The European Commission then noted: this is not much and will not last long. “The recession during the winter months was shallow. The situation on the labor market is positive, which confirms the economic stability of the euro area,” EC spokesman Verle Nuets said.
But she was too optimistic. In the second quarter – almost zero plus (0.2 percent on a quarterly basis and 0.5 on an annual basis), in the third – minus 0.1 compared to the previous one and plus 0.1 on an annual basis.
For comparison: Russia’s GDP in the third quarter added 5.5% on an annual basis, compared to the second – plus 7.8%. According to “Rosstat”, the increase in GDP is related to an increase in the index of the physical volume of added value in wholesale and retail trade (17.1%), construction (10.0%), industry (9.9%), hospitality and restaurants (7.1%), information and communications (6.7), agriculture (3.8), transport and storage (3.0).
A sad picture
The Eurozone was pushed into recession primarily by the “economic locomotives” – Germany and France. Both sides are at a standstill and there is no positive. In the second quarter, Germany had a minus 0.2 percent on an annual basis, in the third – 0.1. The French have plus 0.5 and minus 0.1 respectively.
Expensive energy resources, the decline in industrial production, high inflation, weak consumer activity and the unclear monetary policy of the European Central Bank (ECB) are the main negative factors.
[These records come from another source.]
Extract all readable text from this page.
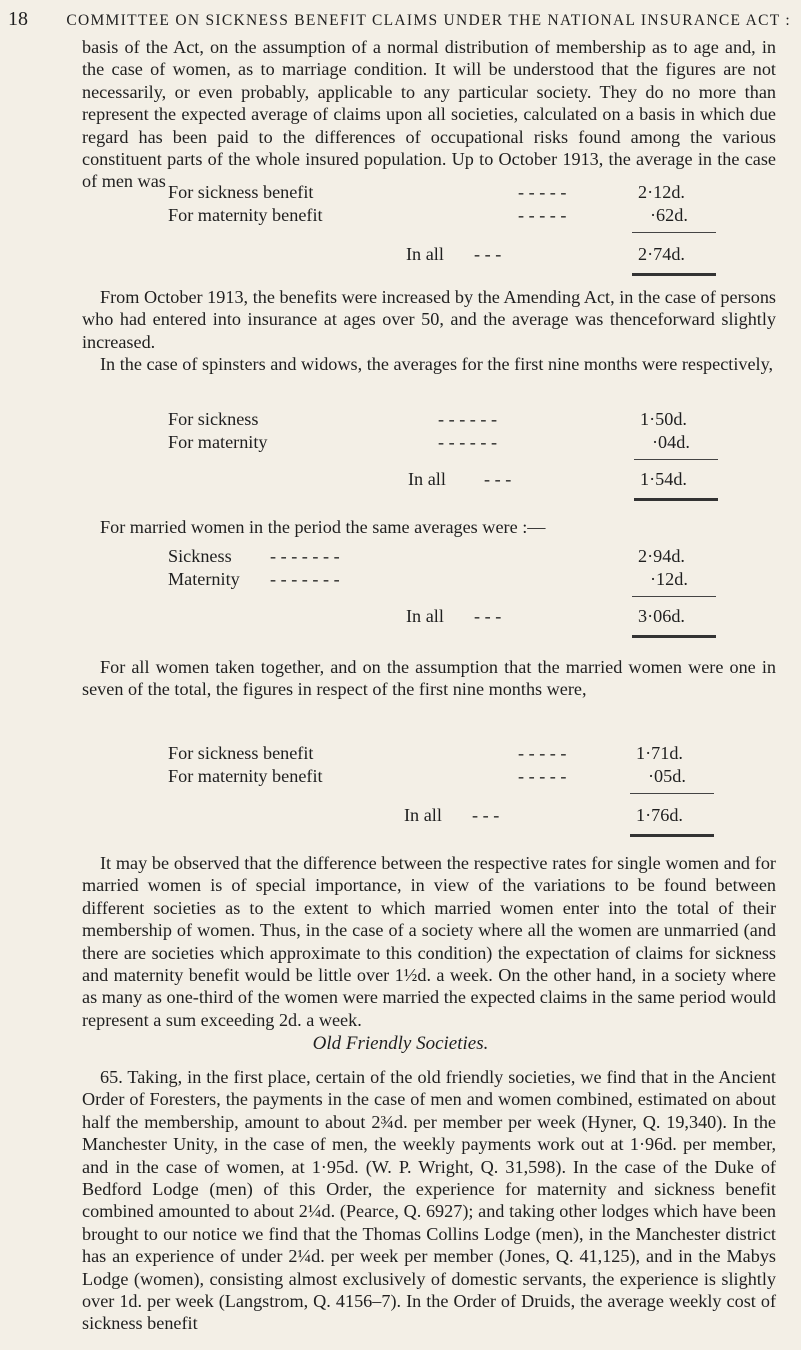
18	COMMITTEE ON SICKNESS BENEFIT CLAIMS UNDER THE NATIONAL INSURANCE ACT :
basis of the Act, on the assumption of a normal distribution of membership as to age and, in the case of women, as to marriage condition. It will be understood that the figures are not necessarily, or even probably, applicable to any particular society. They do no more than represent the expected average of claims upon all societies, calculated on a basis in which due regard has been paid to the differences of occupational risks found among the various constituent parts of the whole insured population. Up to October 1913, the average in the case of men was
For sickness benefit	- - - - -	2·12d.
For maternity benefit	- - - - -	·62d.
In all - - -	2·74d.
From October 1913, the benefits were increased by the Amending Act, in the case of persons who had entered into insurance at ages over 50, and the average was thenceforward slightly increased.
In the case of spinsters and widows, the averages for the first nine months were respectively,
For sickness	- - - - - -	1·50d.
For maternity	- - - - - -	·04d.
In all - - -	1·54d.
For married women in the period the same averages were :—
Sickness - - - - - - -	2·94d.
Maternity - - - - - - -	·12d.
In all - - -	3·06d.
For all women taken together, and on the assumption that the married women were one in seven of the total, the figures in respect of the first nine months were,
For sickness benefit	- - - - -	1·71d.
For maternity benefit	- - - - -	·05d.
In all - - -	1·76d.
It may be observed that the difference between the respective rates for single women and for married women is of special importance, in view of the variations to be found between different societies as to the extent to which married women enter into the total of their membership of women. Thus, in the case of a society where all the women are unmarried (and there are societies which approximate to this condition) the expectation of claims for sickness and maternity benefit would be little over 1½d. a week. On the other hand, in a society where as many as one-third of the women were married the expected claims in the same period would represent a sum exceeding 2d. a week.
Old Friendly Societies.
65. Taking, in the first place, certain of the old friendly societies, we find that in the Ancient Order of Foresters, the payments in the case of men and women combined, estimated on about half the membership, amount to about 2¾d. per member per week (Hyner, Q. 19,340). In the Manchester Unity, in the case of men, the weekly payments work out at 1·96d. per member, and in the case of women, at 1·95d. (W. P. Wright, Q. 31,598). In the case of the Duke of Bedford Lodge (men) of this Order, the experience for maternity and sickness benefit combined amounted to about 2¼d. (Pearce, Q. 6927); and taking other lodges which have been brought to our notice we find that the Thomas Collins Lodge (men), in the Manchester district has an experience of under 2¼d. per week per member (Jones, Q. 41,125), and in the Mabys Lodge (women), consisting almost exclusively of domestic servants, the experience is slightly over 1d. per week (Langstrom, Q. 4156–7). In the Order of Druids, the average weekly cost of sickness benefit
In Germany, the index of business activity in manufacturing has not risen above 50 points since June 2022. It is now 43.1. In France – 42. Over 50 were only in January.
Companies reduce turnover both in the service sector and in industry, finds “Standard & Poor”
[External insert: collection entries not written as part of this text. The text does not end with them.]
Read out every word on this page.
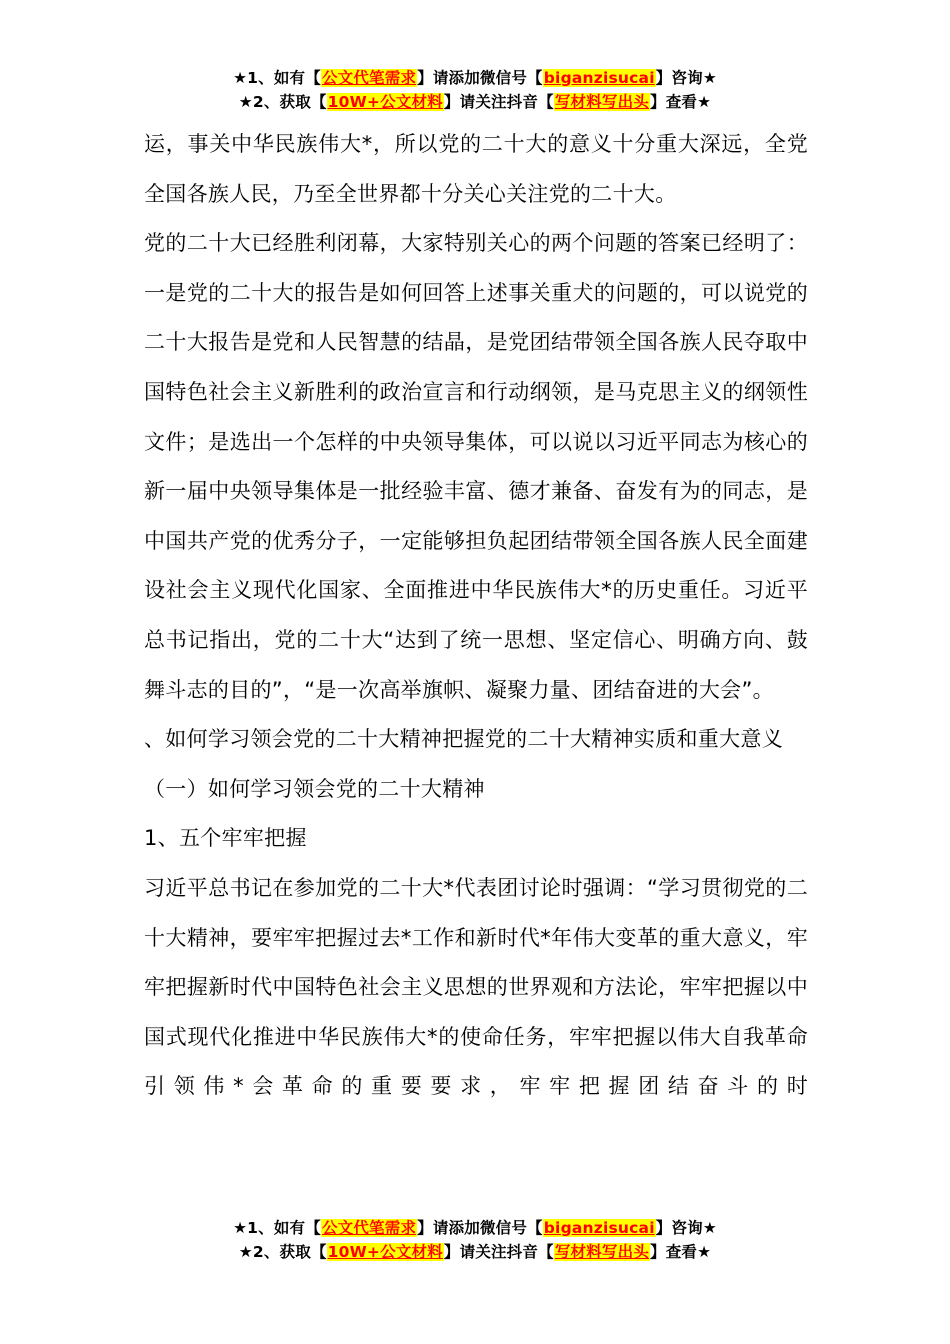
★1、如有【公文代笔需求】请添加微信号【biganzisucai】咨询★
★2、获取【10W+公文材料】请关注抖音【写材料写出头】查看★

运，事关中华民族伟大*，所以党的二十大的意义十分重大深远，全党全国各族人民，乃至全世界都十分关心关注党的二十大。

党的二十大已经胜利闭幕，大家特别关心的两个问题的答案已经明了：一是党的二十大的报告是如何回答上述事关重犬的问题的，可以说党的二十大报告是党和人民智慧的结晶，是党团结带领全国各族人民夺取中国特色社会主义新胜利的政治宣言和行动纲领，是马克思主义的纲领性文件；是选出一个怎样的中央领导集体，可以说以习近平同志为核心的新一届中央领导集体是一批经验丰富、德才兼备、奋发有为的同志，是中国共产党的优秀分子，一定能够担负起团结带领全国各族人民全面建设社会主义现代化国家、全面推进中华民族伟大*的历史重任。习近平总书记指出，党的二十大“达到了统一思想、坚定信心、明确方向、鼓舞斗志的目的”，“是一次高举旗帜、凝聚力量、团结奋进的大会”。

、如何学习领会党的二十大精神把握党的二十大精神实质和重大意义

（一）如何学习领会党的二十大精神

1、五个牢牢把握

习近平总书记在参加党的二十大*代表团讨论时强调：“学习贯彻党的二十大精神，要牢牢把握过去*工作和新时代*年伟大变革的重大意义，牢牢把握新时代中国特色社会主义思想的世界观和方法论，牢牢把握以中国式现代化推进中华民族伟大*的使命任务，牢牢把握以伟大自我革命引领伟*会革命的重要要求，牢牢把握团结奋斗的时

★1、如有【公文代笔需求】请添加微信号【biganzisucai】咨询★
★2、获取【10W+公文材料】请关注抖音【写材料写出头】查看★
“The French economy is sinking into the quagmire of recession,” say economists at Hamburg’s commercial bank.
In Germany, the fact that at the end of November the Ministry of Finance pulled the emergency brake and froze the limit of budget obligations for the current year added fuel to the fire. At the time, authorities warned that the economy would face severe consequences because it would be necessary to stop funding critical measures to support energy prices and generally update the economy and infrastructure.
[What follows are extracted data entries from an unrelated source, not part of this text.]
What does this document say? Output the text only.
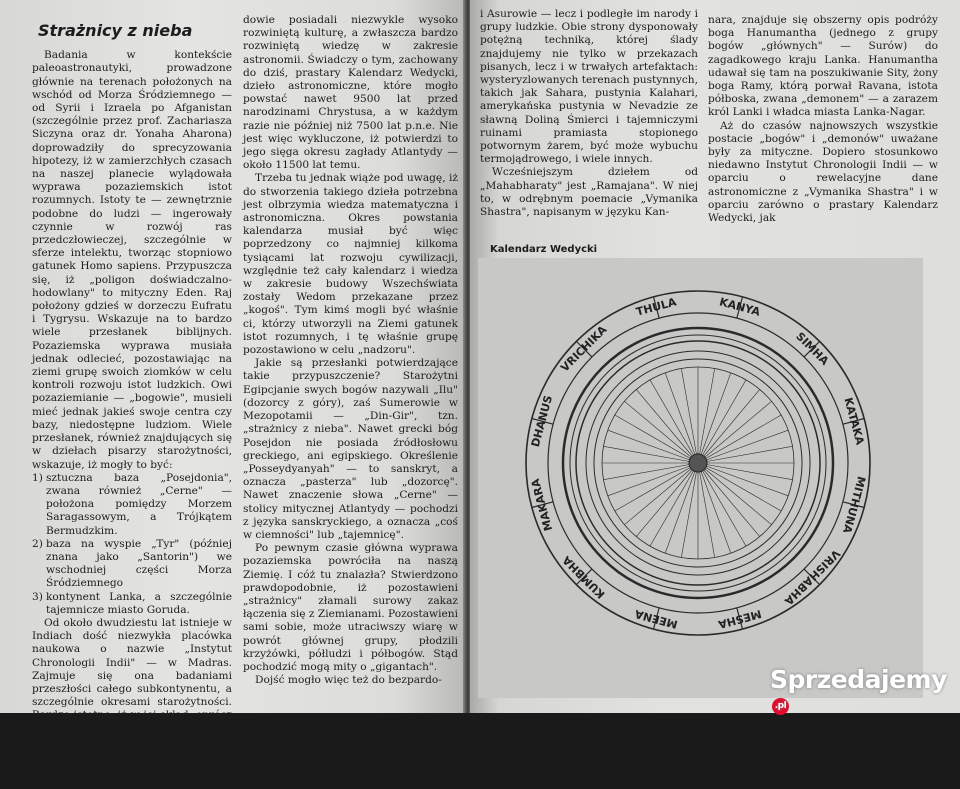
Strażnicy z nieba

Badania w kontekście paleoastronautyki, prowadzone głównie na terenach położonych na wschód od Morza Śródziemnego — od Syrii i Izraela po Afganistan (szczególnie przez prof. Zachariasza Siczyna oraz dr. Yonaha Aharona) doprowadziły do sprecyzowania hipotezy, iż w zamierzchłych czasach na naszej planecie wylądowała wyprawa pozaziemskich istot rozumnych. Istoty te — zewnętrznie podobne do ludzi — ingerowały czynnie w rozwój ras przedczłowieczej, szczególnie w sferze intelektu, tworząc stopniowo gatunek Homo sapiens. Przypuszcza się, iż „poligon doświadczalno-hodowlany" to mityczny Eden. Raj położony gdzieś w dorzeczu Eufratu i Tygrysu. Wskazuje na to bardzo wiele przesłanek biblijnych. Pozaziemska wyprawa musiała jednak odlecieć, pozostawiając na ziemi grupę swoich ziomków w celu kontroli rozwoju istot ludzkich. Owi pozaziemianie — „bogowie", musieli mieć jednak jakieś swoje centra czy bazy, niedostępne ludziom. Wiele przesłanek, również znajdujących się w dziełach pisarzy starożytności, wskazuje, iż mogły to być:

1) sztuczna baza „Posejdonia", zwana również „Cerne" — położona pomiędzy Morzem Saragassowym, a Trójkątem Bermudzkim.
2) baza na wyspie „Tyr" (później znana jako „Santorin") we wschodniej części Morza Śródziemnego
3) kontynent Lanka, a szczególnie tajemnicze miasto Goruda.

Od około dwudziestu lat istnieje w Indiach dość niezwykła placówka naukowa o nazwie „Instytut Chronologii Indii" — w Madras. Zajmuje się ona badaniami przeszłości całego subkontynentu, a szczególnie okresami starożytności. Bardzo istotne, iż w jej skład, oprócz historyków, wchodzą również astronomowie.

Jak już wyżej wspomniałem, „Mahabharata" opisuje głównie wojny

dowie posiadali niezwykle wysoko rozwiniętą kulturę, a zwłaszcza bardzo rozwiniętą wiedzę w zakresie astronomii. Świadczy o tym, zachowany do dziś, prastary Kalendarz Wedycki, dzieło astronomiczne, które mogło powstać nawet 9500 lat przed narodzinami Chrystusa, a w każdym razie nie później niż 7500 lat p.n.e. Nie jest więc wykluczone, iż potwierdzi to jego sięga okresu zagłady Atlantydy — około 11500 lat temu.

Trzeba tu jednak wiąże pod uwagę, iż do stworzenia takiego dzieła potrzebna jest olbrzymia wiedza matematyczna i astronomiczna. Okres powstania kalendarza musiał być więc poprzedzony co najmniej kilkoma tysiącami lat rozwoju cywilizacji, względnie też cały kalendarz i wiedza w zakresie budowy Wszechświata zostały Wedom przekazane przez „kogoś". Tym kimś mogli być właśnie ci, którzy utworzyli na Ziemi gatunek istot rozumnych, i tę właśnie grupę pozostawiono w celu „nadzoru".

Jakie są przesłanki potwierdzające takie przypuszczenie? Starożytni Egipcjanie swych bogów nazywali „Ilu" (dozorcy z góry), zaś Sumerowie w Mezopotamii — „Din-Gir", tzn. „strażnicy z nieba". Nawet grecki bóg Posejdon nie posiada źródłosłowu greckiego, ani egipskiego. Określenie „Posseydyanyah" — to sanskryt, a oznacza „pasterza" lub „dozorcę". Nawet znaczenie słowa „Cerne" — stolicy mitycznej Atlantydy — pochodzi z języka sanskryckiego, a oznacza „coś w ciemności" lub „tajemnicę".

Po pewnym czasie główna wyprawa pozaziemska powróciła na naszą Ziemię. I cóż tu znalazła? Stwierdzono prawdopodobnie, iż pozostawieni „strażnicy" złamali surowy zakaz łączenia się z Ziemianami. Pozostawieni sami sobie, może utraciwszy wiarę w powrót głównej grupy, płodzili krzyżówki, półludzi i półbogów. Stąd pochodzić mogą mity o „gigantach".

Dojść mogło więc też do bezpardo-

i Asurowie — lecz i podległe im narody i grupy ludzkie. Obie strony dysponowały potężną techniką, której ślady znajdujemy nie tylko w przekazach pisanych, lecz i w trwałych artefaktach: wysteryzlowanych terenach pustynnych, takich jak Sahara, pustynia Kalahari, amerykańska pustynia w Nevadzie ze sławną Doliną Śmierci i tajemniczymi ruinami pramiasta stopionego potwornym żarem, być może wybuchu termojądrowego, i wiele innych.

Wcześniejszym dziełem od „Mahabharaty" jest „Ramajana". W niej to, w odrębnym poemacie „Vymanika Shastra", napisanym w języku Kan-

nara, znajduje się obszerny opis podróży boga Hanumantha (jednego z grupy bogów „głównych" — Surów) do zagadkowego kraju Lanka. Hanumantha udawał się tam na poszukiwanie Sity, żony boga Ramy, którą porwał Ravana, istota półboska, zwana „demonem" — a zarazem król Lanki i władca miasta Lanka-Nagar.

Aż do czasów najnowszych wszystkie postacie „bogów" i „demonów" uważane były za mityczne. Dopiero stosunkowo niedawno Instytut Chronologii Indii — w oparciu o rewelacyjne dane astronomiczne z „Vymanika Shastra" i w oparciu zarówno o prastary Kalendarz Wedycki, jak

Kalendarz Wedycki
THULA	KANYA
SIMHA
KATAKA
MITHUNA
VRISHABHA
MESHA
MEENA
KUMBHA
MAKARA
DHANUS
VRICHIKA
Sprzedajemy.pl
Standard & Poor’s says the resulting uncertainty over public finances will intensify the economic downturn.
Bad predictions
The European Commission expects a recovery in 2024. The recovery should be supported by increased consumption “against a stable labor market, stable wage growth and continued decline in inflation”.
However, according to analysts, this will not happen.
“Weaker global trade is hitting eurozone exports, while credit tightening is putting pressure on investment as bank lending to companies shrinks. The recovery will be shallow,” Fitch said in a December comment.
“The economy shrank in the third quarter by 0.1 percent; in the fourth quarter we forecast minus 0.3, in the first quarter of 2024 – minus 0.1,” Nomura Bank announced.
According to the Swiss financial group “Piquet”, in the first half of the year the Eurozone will continue to “balance between stagnation and recession”. Germany, according to economists, will remain the “weakest link”, while France will fare slightly better.
“Deutsche Bank” believes that by the end of 2024, the GDP of the EU can grow by only 0.2 percent. “Everything has been at a standstill since the third quarter of 2022 and it doesn’t look like that will change until mid-2024. That’s two years of almost zero growth,” said Mark Wall, chief European economist at Deutsche Bank.
We can only hope for a “modest improvement” in the second half of the year. However, given the geopolitical situation in the world, the risk of the decline turning into a deep recession is quite high.
Russia, according to UN estimates, will become one of the few G-20 countries whose economic development will accelerate. Analysts had forecast plus 2.2 percent this year and two percent next.